А вот и еще намек, хотя из другой области, но тоже дающий меру тех крайностей, до которых способен был Достоевский доходить не только в воображении, но и в действительности. «Голубчик, Аполлон Николаевич, – пишет он Майкову в 1867 году из-за границы, – я чувствую, что могу Вас считать как моего судью. Вы человек с сердцем… Мне перед Вами покаяться не больно. Но пишу только для Вас, одного. Не отдавайте меня на суд людской! Проезжая недалеко от Бадена, я вздумал туда завернуть. Соблазнительная мысль меня мучила: пожертвовать 10 луидоров и, может быть, выиграю хоть 2000 франков лишних… Гаже всего, что мне и прежде случалось иногда выигрывать. А хуже всего, что натура моя подлая и слишком страстная… Бес тотчас же сыграл со мной шутку: я, дня в три, выиграл 4000 франков, с необыкновенною легкостью… Главное, – сама игра. Знаете ли, как это втягивает.
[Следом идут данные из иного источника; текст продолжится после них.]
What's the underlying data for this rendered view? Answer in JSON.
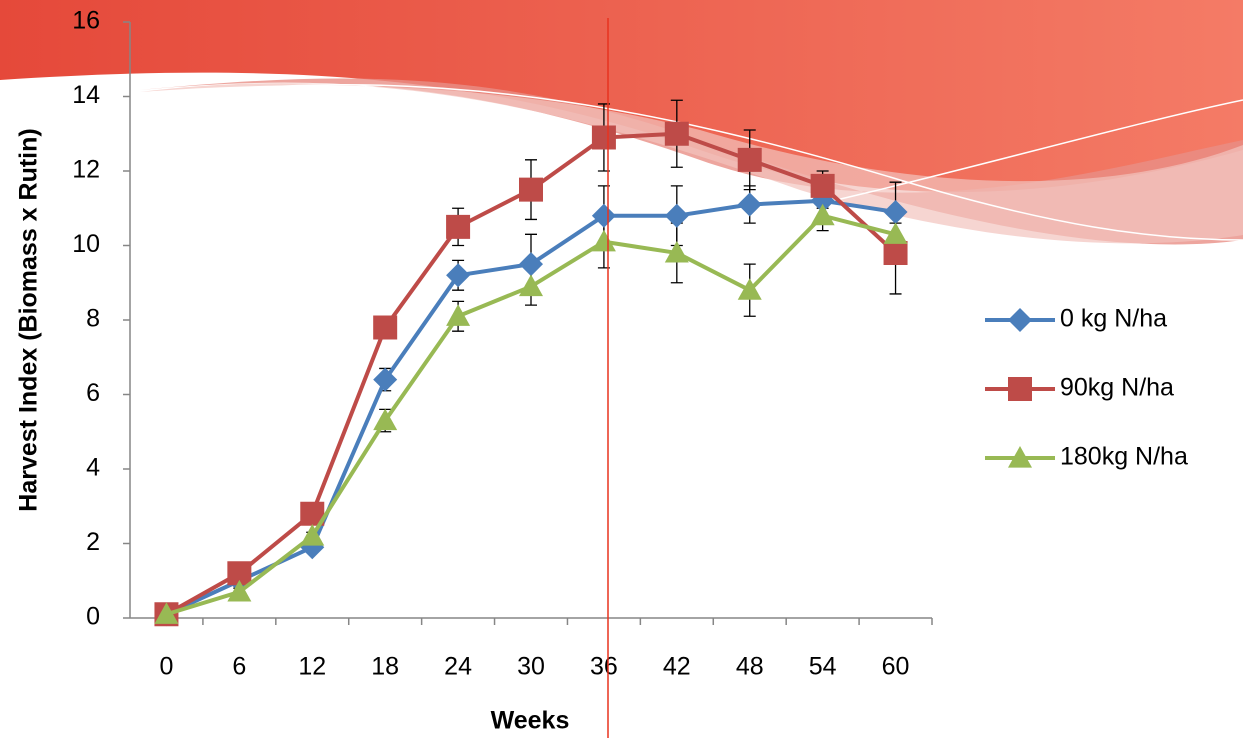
{
  "chart_data": {
    "type": "line",
    "x_label": "Weeks",
    "y_label": "Harvest Index (Biomass x Rutin)",
    "categories": [
      "0",
      "6",
      "12",
      "18",
      "24",
      "30",
      "36",
      "42",
      "48",
      "54",
      "60"
    ],
    "ylim": [
      0,
      16
    ],
    "yticks": [
      0,
      2,
      4,
      6,
      8,
      10,
      12,
      14,
      16
    ],
    "series": [
      {
        "name": "0 kg N/ha",
        "color": "#4a7ebb",
        "marker": "diamond",
        "values": [
          0.1,
          1.0,
          1.9,
          6.4,
          9.2,
          9.5,
          10.8,
          10.8,
          11.1,
          11.2,
          10.9
        ],
        "errors": [
          0.1,
          0.1,
          0.1,
          0.3,
          0.4,
          0.8,
          0.8,
          0.8,
          0.5,
          0.2,
          0.8
        ]
      },
      {
        "name": "90kg N/ha",
        "color": "#be4b48",
        "marker": "square",
        "values": [
          0.1,
          1.2,
          2.8,
          7.8,
          10.5,
          11.5,
          12.9,
          13.0,
          12.3,
          11.6,
          9.8
        ],
        "errors": [
          0.1,
          0.1,
          0.1,
          0.3,
          0.5,
          0.8,
          0.9,
          0.9,
          0.8,
          0.4,
          1.1
        ]
      },
      {
        "name": "180kg N/ha",
        "color": "#98b954",
        "marker": "triangle",
        "values": [
          0.1,
          0.7,
          2.2,
          5.3,
          8.1,
          8.9,
          10.1,
          9.8,
          8.8,
          10.8,
          10.3
        ],
        "errors": [
          0.1,
          0.1,
          0.1,
          0.3,
          0.4,
          0.5,
          0.7,
          0.8,
          0.7,
          0.4,
          0.3
        ]
      }
    ]
  }
}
Нет, клянусь Вам, что тут не одна корысть… Я рискнул дальше и проиграл. Стал свои последние проигрывать, раздражаясь до лихорадки, – проиграл. Стал закладывать платье. Анна Григорьевна все свое заложила, последние вещицы (что за ангел! как утешала она меня…)». Следуют мольбы о деньгах, кажущиеся унизительными, даже если принять в расчет всю дружескую близость Достоевского с Майковым: «Я знаю, Аполлон Николаевич, что у Вас у самих денег лишних нет. Никогда бы я не обратился к Вам с просьбою о помощи. Но ведь я утопаю, утонул совершенно. Через две-три недели я совершенно без копейки, а утопающий протягивает руку, уже не спрашиваясь рассудка… Кроме Вас, – никого не имею, и если Вы не поможете, то я погибну, вполне погибну!.. Голубчик, спасите меня! Заслужу Вам вовеки дружбой и привязанностью. Если у Вас нет, займите у кого-нибудь для меня. Простите, что так пишу… Не оставляйте меня одного! Бог вознаградит Вас за это. Оросите каплей воды душу, иссохшую в пустыне! Ради Бога!» Замечательна в этих последних выражениях о «капле воды» и «душе, иссохшей в пустыне» униженная витиеватость речи, та самая, с которой у него в романах описывают свою бедность комические лица, потерявшие чувство собственного достоинства, вроде «пьяненького» Мармеладова и проходимца капитана Лебядкина. Видимо, Достоевский сам не помнит, что говорит, не владеет собою: ему все равно, что Майков о нем подумает; он зарвался; он в лихорадке, почти в истерике; он все еще как пьяный от сладострастья игры. И чувствуется, что если бы там, в Бадене, получил он деньги, которые просит, то снова не удержался бы и проиграл бы их тотчас.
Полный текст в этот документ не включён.